Regardless, I went week after week, drinking until I blacked out, maybe hoping if I drank enough, the person I was would disappear, and the person I was meant to be would take the wheel. Or maybe I loved being in smoke-filled barrooms soaked in booze and longing and teen angst because it felt good to be around people just as confused as me. Or maybe I just wanted to drink enough shitty vodka until it hit that spot in the hippocampus that felt oh so sweet like marzipan, and I wouldn’t have to worry about who I was or how people viewed me because it was easier to pretend that I was something I wasn’t when I was absolutely fucking annihilated. For a night, I didn’t have to worry about feeling directionless and anxious, or think about my flimsy sense of self or my feelings of insecurity.

Hiding parts of myself became as natural as breathing at this point, and being an artist takes a level of honesty and vulnerability I didn’t have. I couldn’t and didn’t write.

But one of those nights out, I met a girl. This girl would later become my girlfriend, and then my fiancée. She accepted every part of me, and one night I drunkenly waxed poetic to her about how I used to love writing. I threw ideas at her and she nodded and the moonlight beamed down on us in the parking lot of a hotel complex not far from a tailgate we’d just left.

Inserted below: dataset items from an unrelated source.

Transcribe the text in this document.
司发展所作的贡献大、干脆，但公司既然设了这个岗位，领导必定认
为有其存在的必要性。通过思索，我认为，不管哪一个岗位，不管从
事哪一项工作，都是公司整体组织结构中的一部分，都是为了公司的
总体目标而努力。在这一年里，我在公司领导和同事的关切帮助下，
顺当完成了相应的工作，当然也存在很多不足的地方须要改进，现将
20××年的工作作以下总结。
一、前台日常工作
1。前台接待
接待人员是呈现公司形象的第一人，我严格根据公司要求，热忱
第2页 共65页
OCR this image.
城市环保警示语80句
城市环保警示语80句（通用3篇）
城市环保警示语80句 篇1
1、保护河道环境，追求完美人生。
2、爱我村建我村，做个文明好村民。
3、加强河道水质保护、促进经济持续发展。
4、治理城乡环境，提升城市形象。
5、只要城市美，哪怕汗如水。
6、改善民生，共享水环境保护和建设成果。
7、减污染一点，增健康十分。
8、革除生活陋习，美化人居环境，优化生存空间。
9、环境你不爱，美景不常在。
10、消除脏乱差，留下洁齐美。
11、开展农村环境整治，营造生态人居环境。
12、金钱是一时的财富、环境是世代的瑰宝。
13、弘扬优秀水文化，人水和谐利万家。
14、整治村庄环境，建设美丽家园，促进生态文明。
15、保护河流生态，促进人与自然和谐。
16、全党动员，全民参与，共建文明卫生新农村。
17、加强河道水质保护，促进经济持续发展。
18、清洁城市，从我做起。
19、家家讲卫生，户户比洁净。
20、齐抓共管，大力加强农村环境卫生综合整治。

She must’ve heard the longing in my voice. Soon after, she brought me to Comic-Con, where I sat in on panels about the art of storytelling. I started frequenting the university’s library when we got home, scrounging for books that would teach me how to write. I scribbled shitty drafts in a bent and crinkled notebook while sitting on my dorm room’s linoleum floor. My anger and curiosity with this country carried me to nonfiction, where I found in the stacks the work of writers who looked and thought like me. I found myself in between the pages of the books by Black artists that came before me—the most influential being Baldwin. I heard his pleas to not believe the lies about me and felt emboldened by them.

*

When I think back on that moment in my family’s foyer when my friend said, “It looks like white people lived here,” I realize he believed the lies. His entire identity was hinged on believing the lies. He was also showing me the fluidity of race. How it can be morphed and bent and twisted in order to fit a narrative. My Blackness had to be erased ’cause Black folks didn’t live in the suburbs or have two-parent households; they didn’t excel at school or have hobbies outside of sports; they didn’t get gifted cars by their parents or have private dorms. And there’s abso-fuckin-lutely no way they get into Master’s programs without being Affirmative Action applicants. Anyone who has all of these qualities must in fact be white, because to be Black and successful is an aberration and to be anything other is the norm. Instead of revising their biases when confronted with contradiction, people move the goalpost to avoid the collapsing of their own identity. Their identities are built upon a lie, and when your identity is tied to lies, the truth is reprehensible, and to be critiqued is an attack.

I wish I could’ve known all of this years ago, but hindsight is twenty-twenty and to be young is to be willfully blind. Last year, I sat, yet again, watching another city burn, all due to a murder of another Black man. I watched via Twitter Live as the Minneapolis Police Department was torched, and its embers flickered to the night sky like fireflies. As I did years ago, when I was about 18 or 19, I went to my laptop, and started to write my story. This time, I got to the end. This time, I sent the story out, and it was published, by Buzzfeed News. I wrote more, and more, and more until I felt comfortable, and I no longer gave a shit about what my narrative was supposed to be. I focused on what it was: I am Black, a southerner, and a writer. I like to watch basketball, and I also like to watch anime and Marvel movies. My upbringing doesn’t shield me from the stressors of Black life, but it is a reminder of how far our people have progressed. Every time I write, like I am doing now, I do so with all of these things in mind.